The Agentic Data Stack: Speed and Simplicity for AI That Scales
Session Overview
AI agents can produce incorrect answers behind responses that appear completely normal, making failures difficult to detect with traditional observability tools. This session explores how organizations can build an Observe → Evaluate → Improve operational loop using Langfuse, the open-source AI observability platform.

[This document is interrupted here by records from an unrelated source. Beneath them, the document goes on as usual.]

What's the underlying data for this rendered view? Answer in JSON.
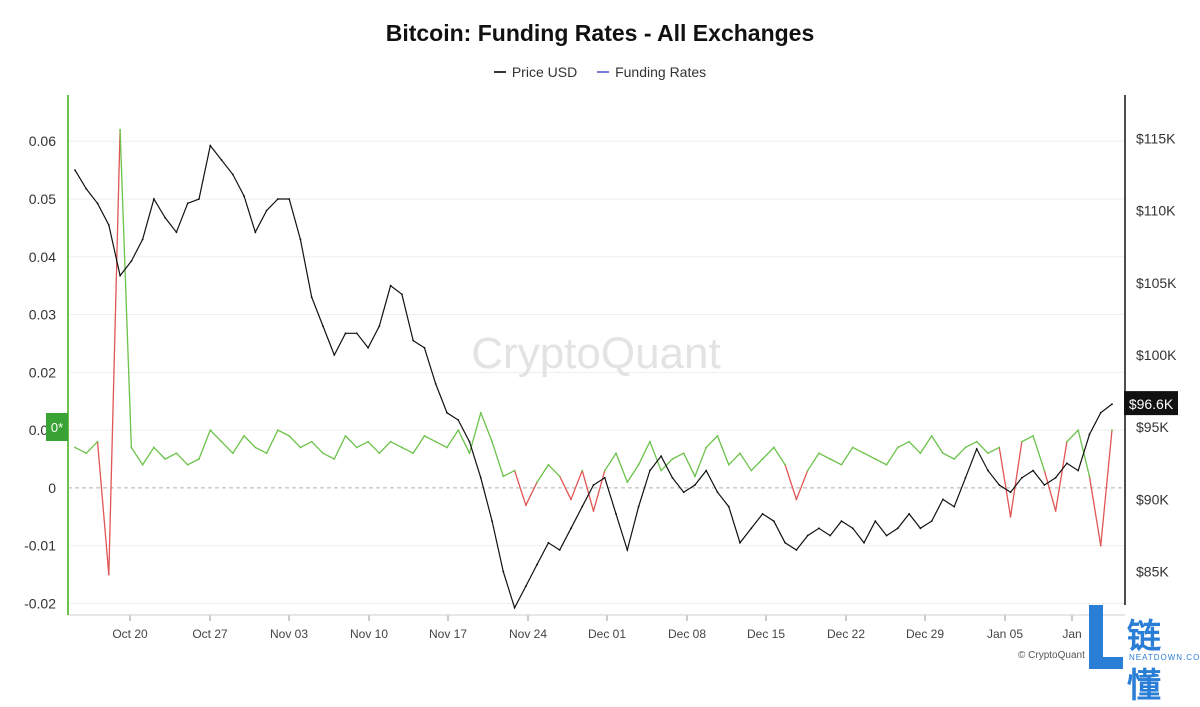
{
  "chart_data": {
    "type": "line",
    "title": "Bitcoin: Funding Rates - All Exchanges",
    "watermark": "CryptoQuant",
    "credit": "© CryptoQuant",
    "legend": [
      {
        "name": "Price USD",
        "color": "#333333"
      },
      {
        "name": "Funding Rates",
        "color": "#7b7bd6"
      }
    ],
    "legend_position": "top-center",
    "x_tick_labels": [
      "Oct 20",
      "Oct 27",
      "Nov 03",
      "Nov 10",
      "Nov 17",
      "Nov 24",
      "Dec 01",
      "Dec 08",
      "Dec 15",
      "Dec 22",
      "Dec 29",
      "Jan 05",
      "Jan"
    ],
    "left_axis": {
      "ticks": [
        -0.02,
        -0.01,
        0,
        0.01,
        0.02,
        0.03,
        0.04,
        0.05,
        0.06
      ],
      "tick_labels": [
        "-0.02",
        "-0.01",
        "0",
        "0.01",
        "0.02",
        "0.03",
        "0.04",
        "0.05",
        "0.06"
      ],
      "ylim": [
        -0.022,
        0.068
      ]
    },
    "right_axis": {
      "ticks": [
        85000,
        90000,
        95000,
        100000,
        105000,
        110000,
        115000
      ],
      "tick_labels": [
        "$85K",
        "$90K",
        "$95K",
        "$100K",
        "$105K",
        "$110K",
        "$115K"
      ],
      "ylim": [
        82000,
        118000
      ]
    },
    "current_price_label": "$96.6K",
    "current_price": 96600,
    "left_marker_label": "0*",
    "grid": true,
    "zero_line": "dashed",
    "colors": {
      "price": "#111111",
      "funding_positive": "#6cc24a",
      "funding_negative": "#e05555",
      "price_tag_bg": "#111111",
      "marker_bg": "#3aa335"
    },
    "series": [
      {
        "name": "Price USD",
        "axis": "right",
        "x": [
          "Oct 15",
          "Oct 16",
          "Oct 17",
          "Oct 18",
          "Oct 19",
          "Oct 20",
          "Oct 21",
          "Oct 22",
          "Oct 23",
          "Oct 24",
          "Oct 25",
          "Oct 26",
          "Oct 27",
          "Oct 28",
          "Oct 29",
          "Oct 30",
          "Oct 31",
          "Nov 01",
          "Nov 02",
          "Nov 03",
          "Nov 04",
          "Nov 05",
          "Nov 06",
          "Nov 07",
          "Nov 08",
          "Nov 09",
          "Nov 10",
          "Nov 11",
          "Nov 12",
          "Nov 13",
          "Nov 14",
          "Nov 15",
          "Nov 16",
          "Nov 17",
          "Nov 18",
          "Nov 19",
          "Nov 20",
          "Nov 21",
          "Nov 22",
          "Nov 23",
          "Nov 24",
          "Nov 25",
          "Nov 26",
          "Nov 27",
          "Nov 28",
          "Nov 29",
          "Nov 30",
          "Dec 01",
          "Dec 02",
          "Dec 03",
          "Dec 04",
          "Dec 05",
          "Dec 06",
          "Dec 07",
          "Dec 08",
          "Dec 09",
          "Dec 10",
          "Dec 11",
          "Dec 12",
          "Dec 13",
          "Dec 14",
          "Dec 15",
          "Dec 16",
          "Dec 17",
          "Dec 18",
          "Dec 19",
          "Dec 20",
          "Dec 21",
          "Dec 22",
          "Dec 23",
          "Dec 24",
          "Dec 25",
          "Dec 26",
          "Dec 27",
          "Dec 28",
          "Dec 29",
          "Dec 30",
          "Dec 31",
          "Jan 01",
          "Jan 02",
          "Jan 03",
          "Jan 04",
          "Jan 05",
          "Jan 06",
          "Jan 07",
          "Jan 08",
          "Jan 09",
          "Jan 10",
          "Jan 11",
          "Jan 12",
          "Jan 13",
          "Jan 14",
          "Jan 15"
        ],
        "values": [
          112800,
          111500,
          110500,
          109000,
          105500,
          106500,
          108000,
          110800,
          109500,
          108500,
          110500,
          110800,
          114500,
          113500,
          112500,
          111000,
          108500,
          110000,
          110800,
          110800,
          108000,
          104000,
          102000,
          100000,
          101500,
          101500,
          100500,
          102000,
          104800,
          104200,
          101000,
          100500,
          98000,
          96000,
          95500,
          94000,
          91500,
          88500,
          85000,
          82500,
          84000,
          85500,
          87000,
          86500,
          88000,
          89500,
          91000,
          91500,
          89000,
          86500,
          89500,
          92000,
          93000,
          91500,
          90500,
          91000,
          92000,
          90500,
          89500,
          87000,
          88000,
          89000,
          88500,
          87000,
          86500,
          87500,
          88000,
          87500,
          88500,
          88000,
          87000,
          88500,
          87500,
          88000,
          89000,
          88000,
          88500,
          90000,
          89500,
          91500,
          93500,
          92000,
          91000,
          90500,
          91500,
          92000,
          91000,
          91500,
          92500,
          92000,
          94500,
          96000,
          96600
        ]
      },
      {
        "name": "Funding Rates",
        "axis": "left",
        "x": [
          "Oct 15",
          "Oct 16",
          "Oct 17",
          "Oct 18",
          "Oct 19",
          "Oct 20",
          "Oct 21",
          "Oct 22",
          "Oct 23",
          "Oct 24",
          "Oct 25",
          "Oct 26",
          "Oct 27",
          "Oct 28",
          "Oct 29",
          "Oct 30",
          "Oct 31",
          "Nov 01",
          "Nov 02",
          "Nov 03",
          "Nov 04",
          "Nov 05",
          "Nov 06",
          "Nov 07",
          "Nov 08",
          "Nov 09",
          "Nov 10",
          "Nov 11",
          "Nov 12",
          "Nov 13",
          "Nov 14",
          "Nov 15",
          "Nov 16",
          "Nov 17",
          "Nov 18",
          "Nov 19",
          "Nov 20",
          "Nov 21",
          "Nov 22",
          "Nov 23",
          "Nov 24",
          "Nov 25",
          "Nov 26",
          "Nov 27",
          "Nov 28",
          "Nov 29",
          "Nov 30",
          "Dec 01",
          "Dec 02",
          "Dec 03",
          "Dec 04",
          "Dec 05",
          "Dec 06",
          "Dec 07",
          "Dec 08",
          "Dec 09",
          "Dec 10",
          "Dec 11",
          "Dec 12",
          "Dec 13",
          "Dec 14",
          "Dec 15",
          "Dec 16",
          "Dec 17",
          "Dec 18",
          "Dec 19",
          "Dec 20",
          "Dec 21",
          "Dec 22",
          "Dec 23",
          "Dec 24",
          "Dec 25",
          "Dec 26",
          "Dec 27",
          "Dec 28",
          "Dec 29",
          "Dec 30",
          "Dec 31",
          "Jan 01",
          "Jan 02",
          "Jan 03",
          "Jan 04",
          "Jan 05",
          "Jan 06",
          "Jan 07",
          "Jan 08",
          "Jan 09",
          "Jan 10",
          "Jan 11",
          "Jan 12",
          "Jan 13",
          "Jan 14",
          "Jan 15"
        ],
        "values": [
          0.007,
          0.006,
          0.008,
          -0.015,
          0.062,
          0.007,
          0.004,
          0.007,
          0.005,
          0.006,
          0.004,
          0.005,
          0.01,
          0.008,
          0.006,
          0.009,
          0.007,
          0.006,
          0.01,
          0.009,
          0.007,
          0.008,
          0.006,
          0.005,
          0.009,
          0.007,
          0.008,
          0.006,
          0.008,
          0.007,
          0.006,
          0.009,
          0.008,
          0.007,
          0.01,
          0.006,
          0.013,
          0.008,
          0.002,
          0.003,
          -0.003,
          0.001,
          0.004,
          0.002,
          -0.002,
          0.003,
          -0.004,
          0.003,
          0.006,
          0.001,
          0.004,
          0.008,
          0.003,
          0.005,
          0.006,
          0.002,
          0.007,
          0.009,
          0.004,
          0.006,
          0.003,
          0.005,
          0.007,
          0.004,
          -0.002,
          0.003,
          0.006,
          0.005,
          0.004,
          0.007,
          0.006,
          0.005,
          0.004,
          0.007,
          0.008,
          0.006,
          0.009,
          0.006,
          0.005,
          0.007,
          0.008,
          0.006,
          0.007,
          -0.005,
          0.008,
          0.009,
          0.003,
          -0.004,
          0.008,
          0.01,
          0.002,
          -0.01,
          0.01
        ]
      }
    ]
  }
}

From a practitioner's perspective, the session will cover tracing and cost tracking, online and offline evaluation with LLM-as-a-judge, CI/CD-integrated regression gates, and the path toward AI agents that can eventually run the improvement loop themselves. It will also examine the role ClickHouse plays in supporting AI observability workloads reliably and efficiently at scale.
Key Takeaways
- Why traditional observability is not enough for production AI agents
- How to implement tracing, cost tracking, and evaluation with Langfuse
- Using LLM-as-a-judge for online and offline quality evaluation
- Building CI/CD regression gates to prevent quality degradation before deployment
- The path toward self-improving AI agents and the role of ClickHouse at scale
Speaker
Ken-Hoon Lee is ClickHouse's first Solutions Architect in Korea, helping major Korean e-commerce, financial services, and gaming companies adopt real-time analytics platforms and AI observability stacks built on Langfuse and ClickHouse.
He shares his expertise in real-time data engineering through more than 30 technical blog posts and regular community meetups, helping practitioners design and operate scalable, production-ready data and AI systems.